阿しゅく如来

阿しゅく如来(あしゅくにょらい)、阿しゅく仏とも言われており、梵名はアクショービヤ [akSobhya]と言いま
す。仏教で信仰されてきた仏像のひとつであり、密教で尊敬される五仏のひとつとされています。丸い鏡ですべて
を見透かしたような心を持っているとされており、金剛界という世界に住んでいます(金剛界とは密教で大日如来
を知恵と徳で表した世界の事を言う)。梵名のアクショービヤは「揺るぎない心を持った存在」という意味であ
り、揺るぎない心を持った強い存在とされています。
阿しゅくは無動とも訳されており、心が乱れない、動揺しないことを意味し梵名のアクシャービンと同じ意味にな
っています。単体で信仰されることが珍しく、五仏のひとつとして数えられることがほとんです。右の手は膝より
下に伸ばし、大地に触れています(このことを触地印と言う)。

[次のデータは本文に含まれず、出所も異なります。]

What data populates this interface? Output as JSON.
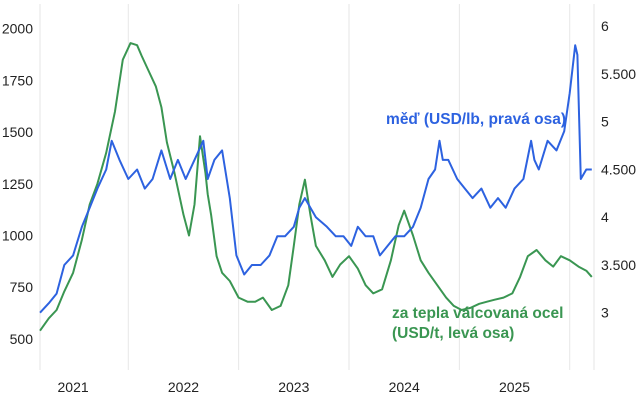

身の平安を取り戻した姿と言われており、魔はそれ
によって自らの敗北を認め退散します。
インドでは古くから信仰されているが、日本での信仰は広まらず、独尊としての仏像が作られなかったのはこの為
です。
信仰は広まらなかったが、五仏のひとつに数えられるほどに重要な存在であり、奈良の法隆寺や和歌山の高野山親
王寺では銅造立像があり、重要文化財にも指定されています。

No related posts.

This entry was posted in 仏像総合, 基本知識. Bookmark the permalink.

Comments are closed.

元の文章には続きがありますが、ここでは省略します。